健康福祉研究部会【課題B】テーマ別シンポジウム/認知機能改善のための身体活動の在り方

2021年9月8日(水) 10:45 〜 12:25 会場6 (Zoom)

コーディネーター:樋口 貴広(東京都立大学)、根本 みゆき(筑波大学附属病院)

11:18 〜 11:51

[健康福祉-SB-2] 運動と認知

子どもの運動発達の立場から

*森 司朗1 (1. 鹿屋体育大学)

<演者略歴>
東京学芸大学大学院修士課程教育学研究科保健体育専攻修了、鹿屋体育大学体育学部助手、東京学芸大学教育学部講師、同大学教育学部助教授、鹿屋体育大学助教授体育学部、同大学教授を歴任、現在、同大学理事・副学長、博士(医学)。
 乳幼児期から児童期にかけて、子どもたちはそれまでに「できなかった」動きが「できる」ようになっていく重要な時期であり、人間の脳と身体機能のメカニズムが形成され、運動をコントロールする能力が急激に発達していく。
 乳幼児から児童期への運動コントロール能力の発達は、目的性や方向性をもった自己の意志によってできるようになり、移動運動や操作運動などの基礎的運動パターンが獲得され、児童期にかけて修練・向上していくと同時に、環境の変化に応じた柔軟な動作ができるようになっていく。

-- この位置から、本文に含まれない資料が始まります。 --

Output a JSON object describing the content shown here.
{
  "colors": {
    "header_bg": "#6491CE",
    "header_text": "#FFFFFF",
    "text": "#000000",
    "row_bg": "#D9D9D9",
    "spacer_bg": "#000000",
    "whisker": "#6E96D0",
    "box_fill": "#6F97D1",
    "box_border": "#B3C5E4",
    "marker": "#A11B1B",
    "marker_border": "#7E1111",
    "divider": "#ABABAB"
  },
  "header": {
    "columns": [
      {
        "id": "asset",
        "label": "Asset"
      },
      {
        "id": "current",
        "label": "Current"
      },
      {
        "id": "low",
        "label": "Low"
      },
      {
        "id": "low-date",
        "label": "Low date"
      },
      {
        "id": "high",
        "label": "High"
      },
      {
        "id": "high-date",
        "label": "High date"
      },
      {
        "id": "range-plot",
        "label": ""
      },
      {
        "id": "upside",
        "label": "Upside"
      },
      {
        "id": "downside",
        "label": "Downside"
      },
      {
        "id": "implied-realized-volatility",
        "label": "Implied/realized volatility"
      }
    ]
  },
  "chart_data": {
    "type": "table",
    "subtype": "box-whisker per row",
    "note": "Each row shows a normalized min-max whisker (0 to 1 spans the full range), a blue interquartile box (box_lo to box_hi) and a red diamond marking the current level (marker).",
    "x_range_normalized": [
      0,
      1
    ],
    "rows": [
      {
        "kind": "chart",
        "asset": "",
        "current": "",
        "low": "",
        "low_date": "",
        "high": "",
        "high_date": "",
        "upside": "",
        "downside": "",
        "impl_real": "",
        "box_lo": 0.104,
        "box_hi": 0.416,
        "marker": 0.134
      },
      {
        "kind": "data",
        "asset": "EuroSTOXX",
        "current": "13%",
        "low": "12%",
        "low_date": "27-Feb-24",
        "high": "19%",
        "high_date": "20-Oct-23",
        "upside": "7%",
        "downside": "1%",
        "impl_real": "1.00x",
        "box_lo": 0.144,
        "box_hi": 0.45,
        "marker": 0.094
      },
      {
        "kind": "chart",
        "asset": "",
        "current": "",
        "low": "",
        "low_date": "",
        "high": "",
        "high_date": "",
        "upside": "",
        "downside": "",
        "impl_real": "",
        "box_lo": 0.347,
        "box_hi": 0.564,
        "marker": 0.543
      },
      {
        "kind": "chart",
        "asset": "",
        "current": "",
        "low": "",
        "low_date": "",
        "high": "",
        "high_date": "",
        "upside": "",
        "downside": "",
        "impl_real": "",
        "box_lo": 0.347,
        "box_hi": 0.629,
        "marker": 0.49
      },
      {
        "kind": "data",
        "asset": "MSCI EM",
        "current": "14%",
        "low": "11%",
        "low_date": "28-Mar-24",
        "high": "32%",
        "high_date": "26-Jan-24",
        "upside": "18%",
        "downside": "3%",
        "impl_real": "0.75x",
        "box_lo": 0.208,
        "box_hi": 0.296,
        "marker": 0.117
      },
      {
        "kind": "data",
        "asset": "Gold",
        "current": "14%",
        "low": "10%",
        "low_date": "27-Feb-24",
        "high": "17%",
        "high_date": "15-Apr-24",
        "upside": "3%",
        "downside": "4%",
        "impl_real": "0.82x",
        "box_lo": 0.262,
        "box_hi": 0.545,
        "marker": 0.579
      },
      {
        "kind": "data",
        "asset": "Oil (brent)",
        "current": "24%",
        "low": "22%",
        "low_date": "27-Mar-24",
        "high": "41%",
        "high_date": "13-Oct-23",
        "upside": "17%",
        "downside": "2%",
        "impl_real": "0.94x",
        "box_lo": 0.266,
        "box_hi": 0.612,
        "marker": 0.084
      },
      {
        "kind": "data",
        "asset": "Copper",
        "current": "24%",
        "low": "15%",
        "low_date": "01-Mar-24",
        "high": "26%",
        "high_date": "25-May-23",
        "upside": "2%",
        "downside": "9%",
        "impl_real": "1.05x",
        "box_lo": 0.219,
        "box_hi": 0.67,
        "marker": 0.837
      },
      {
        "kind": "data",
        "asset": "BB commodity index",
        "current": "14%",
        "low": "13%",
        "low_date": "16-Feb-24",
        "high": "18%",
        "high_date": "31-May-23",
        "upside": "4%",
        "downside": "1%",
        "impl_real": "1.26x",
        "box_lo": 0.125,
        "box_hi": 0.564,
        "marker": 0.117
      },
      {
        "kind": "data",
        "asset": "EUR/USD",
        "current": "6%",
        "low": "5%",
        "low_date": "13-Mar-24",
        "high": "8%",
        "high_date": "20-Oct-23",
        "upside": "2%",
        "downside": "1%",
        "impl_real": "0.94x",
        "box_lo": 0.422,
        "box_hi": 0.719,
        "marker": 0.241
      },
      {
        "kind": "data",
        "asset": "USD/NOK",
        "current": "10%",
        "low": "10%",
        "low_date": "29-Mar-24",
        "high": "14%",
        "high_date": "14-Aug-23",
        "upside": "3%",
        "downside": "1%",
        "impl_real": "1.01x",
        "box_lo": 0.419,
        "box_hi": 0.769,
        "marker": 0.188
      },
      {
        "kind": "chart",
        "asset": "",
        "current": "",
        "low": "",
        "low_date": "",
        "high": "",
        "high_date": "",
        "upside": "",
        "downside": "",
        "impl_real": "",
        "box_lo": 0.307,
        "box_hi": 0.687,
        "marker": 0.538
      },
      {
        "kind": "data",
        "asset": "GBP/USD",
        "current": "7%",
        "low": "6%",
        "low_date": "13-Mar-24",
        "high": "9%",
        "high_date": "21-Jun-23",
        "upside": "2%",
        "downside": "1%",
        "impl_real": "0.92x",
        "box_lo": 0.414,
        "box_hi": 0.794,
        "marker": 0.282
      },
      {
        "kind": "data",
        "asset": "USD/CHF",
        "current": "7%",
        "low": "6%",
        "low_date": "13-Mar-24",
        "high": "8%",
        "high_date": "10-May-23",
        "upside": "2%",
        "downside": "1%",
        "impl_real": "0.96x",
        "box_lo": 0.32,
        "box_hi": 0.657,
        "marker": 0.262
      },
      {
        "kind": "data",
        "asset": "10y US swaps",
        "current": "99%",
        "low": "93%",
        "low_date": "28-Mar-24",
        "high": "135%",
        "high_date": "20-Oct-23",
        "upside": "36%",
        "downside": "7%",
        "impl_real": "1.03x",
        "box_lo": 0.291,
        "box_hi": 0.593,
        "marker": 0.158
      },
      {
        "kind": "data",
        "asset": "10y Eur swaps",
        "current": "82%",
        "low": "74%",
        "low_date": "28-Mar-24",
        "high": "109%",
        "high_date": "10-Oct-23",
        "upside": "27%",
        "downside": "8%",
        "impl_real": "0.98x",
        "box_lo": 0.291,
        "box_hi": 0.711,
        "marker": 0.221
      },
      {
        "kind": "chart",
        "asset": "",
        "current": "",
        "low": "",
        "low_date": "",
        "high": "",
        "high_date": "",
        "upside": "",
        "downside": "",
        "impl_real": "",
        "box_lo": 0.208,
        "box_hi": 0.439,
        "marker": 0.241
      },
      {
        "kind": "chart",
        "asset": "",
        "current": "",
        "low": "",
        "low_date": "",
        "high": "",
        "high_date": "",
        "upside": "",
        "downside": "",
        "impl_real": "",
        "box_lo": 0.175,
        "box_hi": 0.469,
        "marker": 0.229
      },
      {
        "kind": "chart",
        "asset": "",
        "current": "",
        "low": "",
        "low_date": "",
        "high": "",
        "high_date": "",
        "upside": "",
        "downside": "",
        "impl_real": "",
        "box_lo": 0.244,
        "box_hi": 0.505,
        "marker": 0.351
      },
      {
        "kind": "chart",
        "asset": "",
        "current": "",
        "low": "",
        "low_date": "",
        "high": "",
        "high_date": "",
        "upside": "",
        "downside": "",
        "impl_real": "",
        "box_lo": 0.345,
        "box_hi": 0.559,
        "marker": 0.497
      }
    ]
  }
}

また、この運動コントロールの発達は情報処理システムの観点からとらえると感覚器官の鋭敏さや反応時間のような情報処理を支える構造的性能に相当するハードウエアと入力された情報の処理をするプログラムに相当するソフトウエアの2つから構成されており(工藤、2011)、乳幼児期から児童期にかけてハードウエアの関与が徐々に減少し、ソフトウエアの関与が増えていく。この変化は、学習方略や状況判断能力につながる運動記憶の発達やメタ認知の発達との関連が考えられ、この点を踏まえた最適な運動経験を引き出す環境を子どもたちに提供することが重要である。